I just love seeing nuns… sort of like I love touring old churches – even though I’m not particularly fond of actually attending church! There is something ‘Old World’ about the sight of these entities and something enticing about ancient tradition, either religious or not. Being around devout people and spiritual places can transport a person out of the routine of modern life.

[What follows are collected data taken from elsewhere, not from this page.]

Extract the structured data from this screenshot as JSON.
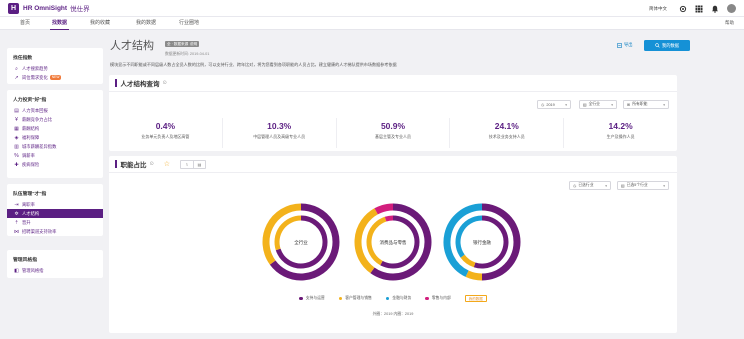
{
  "header": {
    "logo_letter": "H",
    "brand": "HR OmniSight",
    "brand_cn": "悦仕界",
    "language": "简体中文",
    "icons": [
      "settings-icon",
      "apps-icon",
      "bell-icon",
      "avatar"
    ]
  },
  "nav": {
    "tabs": [
      {
        "label": "首页",
        "active": false
      },
      {
        "label": "找数据",
        "active": true
      },
      {
        "label": "我的收藏",
        "active": false
      },
      {
        "label": "我的数据",
        "active": false
      },
      {
        "label": "行业圈地",
        "active": false
      }
    ],
    "help": "帮助"
  },
  "sidebar": {
    "groups": [
      {
        "title": "找任指数",
        "items": [
          {
            "label": "人才搜索趋势",
            "icon": "search-icon"
          },
          {
            "label": "岗位需求变化",
            "icon": "trend-icon",
            "badge": "NEW"
          }
        ]
      },
      {
        "title": "人力投资\"好\"指",
        "items": [
          {
            "label": "人力资本回报",
            "icon": "chart-icon"
          },
          {
            "label": "薪酬竞争力占比",
            "icon": "money-icon"
          },
          {
            "label": "薪酬结构",
            "icon": "structure-icon"
          },
          {
            "label": "福利保障",
            "icon": "shield-icon"
          },
          {
            "label": "城市薪酬差异指数",
            "icon": "city-icon"
          },
          {
            "label": "调薪率",
            "icon": "percent-icon"
          },
          {
            "label": "疾病保险",
            "icon": "health-icon"
          }
        ]
      },
      {
        "title": "队伍管理\"才\"指",
        "items": [
          {
            "label": "离职率",
            "icon": "exit-icon"
          },
          {
            "label": "人才结构",
            "icon": "structure-icon",
            "active": true
          },
          {
            "label": "晋升",
            "icon": "promote-icon"
          },
          {
            "label": "招聘渠道支持效率",
            "icon": "recruit-icon"
          }
        ]
      },
      {
        "title": "管理风格指",
        "items": [
          {
            "label": "管理风格指",
            "icon": "style-icon"
          }
        ]
      }
    ]
  },
  "page": {
    "title": "人才结构",
    "tag1": "全 · 数据来源",
    "tag2": "说明",
    "update": "数据更新时间: 2019-04-01",
    "description": "模块显示不同职能或不同层级人数占全员人数的比例，可以支持行业、跨年比对，将为您看到各项职能的人员占比，建立健康的人才梯队提供市场数据参考依据",
    "export_label": "导出",
    "report_label": "我的数据"
  },
  "query_card": {
    "title": "人才结构查询",
    "filters": {
      "year": "2019",
      "industry": "全行业",
      "function": "所有职能"
    },
    "stats": [
      {
        "value": "0.4%",
        "label": "业务单元负责人及地区高管"
      },
      {
        "value": "10.3%",
        "label": "中层管理人员及高级专业人员"
      },
      {
        "value": "50.9%",
        "label": "基层主管及专业人员"
      },
      {
        "value": "24.1%",
        "label": "技术及业务支持人员"
      },
      {
        "value": "14.2%",
        "label": "生产及操作人员"
      }
    ]
  },
  "ratio_card": {
    "title": "职能占比",
    "filters": {
      "type": "已选行业",
      "scope": "已选5个行业"
    },
    "view_icons": [
      "line-chart-icon",
      "table-icon"
    ],
    "legend": [
      {
        "label": "支持与运营",
        "color": "#6b1a78"
      },
      {
        "label": "客户管理与销售",
        "color": "#f3b21b"
      },
      {
        "label": "金融与财务",
        "color": "#1aa0d6"
      },
      {
        "label": "零售与内部",
        "color": "#d21e7d"
      }
    ],
    "legend_button": "我的数据",
    "footnote": "外圈：2019    内圈：2019"
  },
  "chart_data": {
    "type": "pie",
    "series": [
      {
        "name": "全行业",
        "outer": [
          65,
          35,
          0,
          0
        ],
        "inner": [
          70,
          30,
          0,
          0
        ]
      },
      {
        "name": "消费品与零售",
        "outer": [
          60,
          32,
          0,
          8
        ],
        "inner": [
          58,
          37,
          0,
          5
        ]
      },
      {
        "name": "银行金融",
        "outer": [
          50,
          7,
          43,
          0
        ],
        "inner": [
          55,
          10,
          35,
          0
        ]
      }
    ],
    "categories": [
      "支持与运营",
      "客户管理与销售",
      "金融与财务",
      "零售与内部"
    ]
  }
}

There are a group of nuns who make part of their living in my town running espresso stands in our local library and train depot. This particular order of nuns dress from head to toe, in a habit that makes these very young women seem like apparitions from Medieval Europe. When my son was between apartments and back home with us for a month last summer, I think buying his morning coffee from the nuns at the train station was a highlight of his day because it took him outside of the morning rush hour and gave him the feeling, for a brief time each morning, that he was coming into contact with a different world. And I must admit to purchasing a few mochas at the library just for the opportunity to interact with these “strange” creatures. My curiosity and slight fascination with nuns, probably springs from the fact that I am not a Roman Catholic, therefore I have minimal experience with them or knowledge about them, and carry no nun-related baggage. In any case, this photograph of Sister Bernardine Meskell, mother abbess of the Poor Clare Monastery in Ennis, grabbed my attention while I was glancing through The Clare Champion newspaper online yesterday. Happily, the article attached to the photo gave me an excuse to include the photo here!

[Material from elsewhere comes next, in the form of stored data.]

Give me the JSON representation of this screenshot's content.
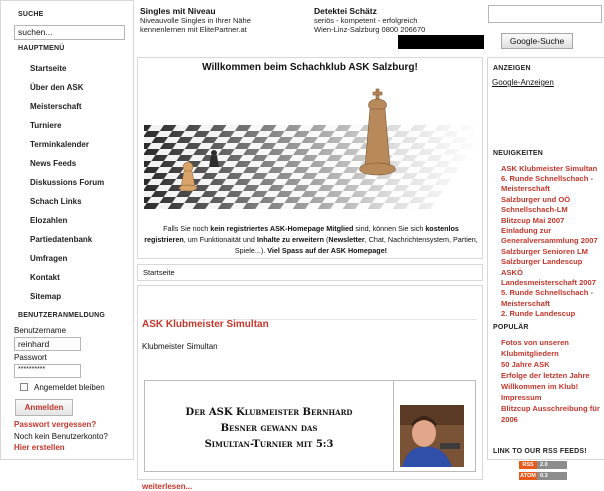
{
  "left": {
    "search_header": "SUCHE",
    "search_value": "suchen...",
    "main_menu_header": "HAUPTMENÜ",
    "menu_items": [
      "Startseite",
      "Über den ASK",
      "Meisterschaft",
      "Turniere",
      "Terminkalender",
      "News Feeds",
      "Diskussions Forum",
      "Schach Links",
      "Elozahlen",
      "Partiedatenbank",
      "Umfragen",
      "Kontakt",
      "Sitemap"
    ],
    "login_header": "BENUTZERANMELDUNG",
    "username_label": "Benutzername",
    "username_value": "reinhard",
    "password_label": "Passwort",
    "password_value": "**********",
    "remember_label": "Angemeldet bleiben",
    "login_button": "Anmelden",
    "forgot_password": "Passwort vergessen?",
    "no_account": "Noch kein Benutzerkonto?",
    "register": "Hier erstellen"
  },
  "ads": {
    "ad1_title": "Singles mit Niveau",
    "ad1_line1": "Niveauvolle Singles in Ihrer Nähe",
    "ad1_line2": "kennenlernen mit ElitePartner.at",
    "ad2_title": "Detektei Schätz",
    "ad2_line1": "seriös - kompetent - erfolgreich",
    "ad2_line2": "Wien-Linz-Salzburg 0800 206670"
  },
  "welcome": {
    "title": "Willkommen beim Schachklub ASK Salzburg!",
    "text_pre": "Falls Sie noch ",
    "text_b1": "kein registriertes ASK-Homepage Mitglied",
    "text_mid1": " sind, können Sie sich ",
    "text_b2": "kostenlos registrieren",
    "text_mid2": ", um Funktionaität und ",
    "text_b3": "Inhalte zu erweitern",
    "text_mid3": " (",
    "text_b4": "Newsletter",
    "text_mid4": ", Chat, Nachrichtensystem, Partien, Spiele...). ",
    "text_b5": "Viel Spass auf der ASK Homepage!"
  },
  "breadcrumb": "Startseite",
  "article": {
    "title": "ASK Klubmeister Simultan",
    "subtitle": "Klubmeister Simultan",
    "banner_line1": "Der ASK Klubmeister Bernhard",
    "banner_line2": "Besner gewann das",
    "banner_line3": "Simultan-Turnier mit 5:3",
    "read_more": "weiterlesen..."
  },
  "right": {
    "google_button": "Google-Suche",
    "ads_header": "ANZEIGEN",
    "google_ads_link": "Google-Anzeigen",
    "news_header": "NEUIGKEITEN",
    "news_items": [
      "ASK Klubmeister Simultan",
      "6. Runde Schnellschach -",
      "Meisterschaft",
      "Salzburger und OÖ",
      "Schnellschach-LM",
      "Blitzcup Mai 2007",
      "Einladung zur",
      "Generalversammlung 2007",
      "Salzburger Senioren LM",
      "Salzburger Landescup",
      "ASKÖ",
      "Landesmeisterschaft 2007",
      "5. Runde Schnellschach -",
      "Meisterschaft",
      "2. Runde Landescup"
    ],
    "popular_header": "POPULÄR",
    "popular_items": [
      "Fotos von unseren",
      "Klubmitgliedern",
      "50 Jahre ASK",
      "Erfolge der letzten Jahre",
      "Willkommen im Klub!",
      "Impressum",
      "Blitzcup Ausschreibung für",
      "2006"
    ],
    "rss_header": "LINK TO OUR RSS FEEDS!",
    "rss_label": "RSS",
    "rss_version": "2.0",
    "atom_label": "ATOM",
    "atom_version": "0.3"
  },
  "colors": {
    "accent": "#c2372c",
    "border": "#d8d8d8"
  }
}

The Clare Champion is a County Clare newspaper, which I have linked to my desktop, so that I may browse through it now and then to see what is going on in the Rose Cottage neck of the woods. Most of the articles in the paper are not very interesting to me at the moment, since I am not attuned to the local issues. However, now and then a photo or article will entice me to read past the title, which is what happened when I beheld Sister Bernardine standing there with her umbrella and jolly smile! The purpose of the article was to announce the launching of an interesting new book entitled, Salty Faces and Ferocious Appetites – A tapestry of stories from a Seaside School, written to mark the founding, 80 years ago, of St. Joseph’s Secondary School in County Clare’s Spanish Point. The reason for the Sister’s prominence in the article is that she not only was a student of the school from 1958 to 1963, but the book’s title comes from a story she relates within the book about her years as a boarder at St. Joseph’s. The article, for the most part, quotes her story. Sister Bernardine begins,

“The sea was magic… I particularly loved the rough winter waves and those walks by the White Strand or down the Racecourse Road coming back with salty faces and ferocious appetites. A winding trail of maroon with a hint of blue regularly moved with the coast road. I still cherish the memory of those school walks. Water always held something special for me, even the rain. During the school term in Spanish Point there was plenty of both sea and rain.”

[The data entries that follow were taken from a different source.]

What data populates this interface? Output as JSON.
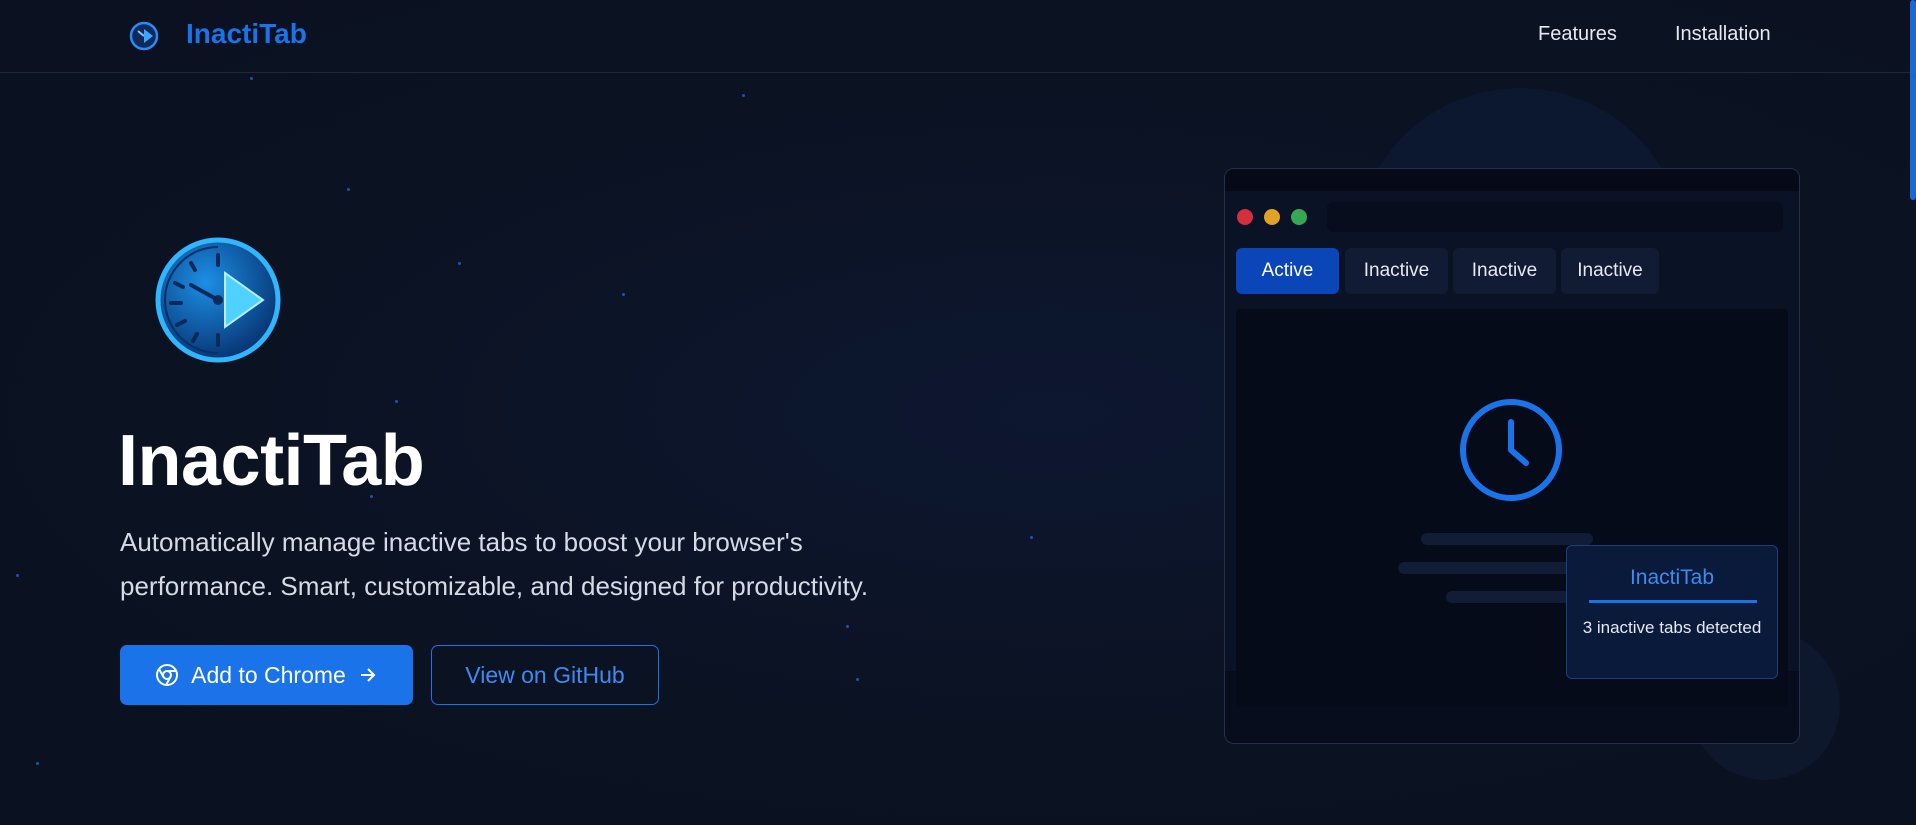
{
  "header": {
    "brand": "InactiTab",
    "nav": {
      "features": "Features",
      "installation": "Installation"
    }
  },
  "hero": {
    "title": "InactiTab",
    "description": "Automatically manage inactive tabs to boost your browser's performance. Smart, customizable, and designed for productivity.",
    "primary_button": "Add to Chrome",
    "secondary_button": "View on GitHub"
  },
  "mock_browser": {
    "tabs": [
      "Active",
      "Inactive",
      "Inactive",
      "Inactive"
    ],
    "popup": {
      "title": "InactiTab",
      "message": "3 inactive tabs detected"
    }
  },
  "icons": {
    "logo": "clock-play-icon",
    "primary_button": "chrome-icon",
    "primary_button_trailing": "arrow-right-icon",
    "mock_content": "clock-icon"
  },
  "colors": {
    "background": "#0b1222",
    "accent": "#1a73e8",
    "active_tab": "#0b46b8",
    "traffic_red": "#d2303d",
    "traffic_yellow": "#e0a227",
    "traffic_green": "#35a853"
  }
}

Following this enchanting beginning to Sister Bernardine’s story, the article goes on to give her recollections, described in vivid detail and with the same joyful tone as her smiling photograph portrays, about her experiences at the school, the friends she made there, the nuns who taught her and the story of what put her on the path of becoming a Poor Clare nun. Along with the reminiscences of Sister Bernardine, another 38 former pupils and teachers are featured in this book, which celebrates the many years of St. Joseph’s Secondary School. Salty Faces and Ferocious Appetites promises to not only paint a detailed picture of this one-time boarding school, but should also give interesting historical insight into a time past in County Clare, and in Irish education in general. Needless to say, this is a book I will be on a quest for, during my next trip to County Clare!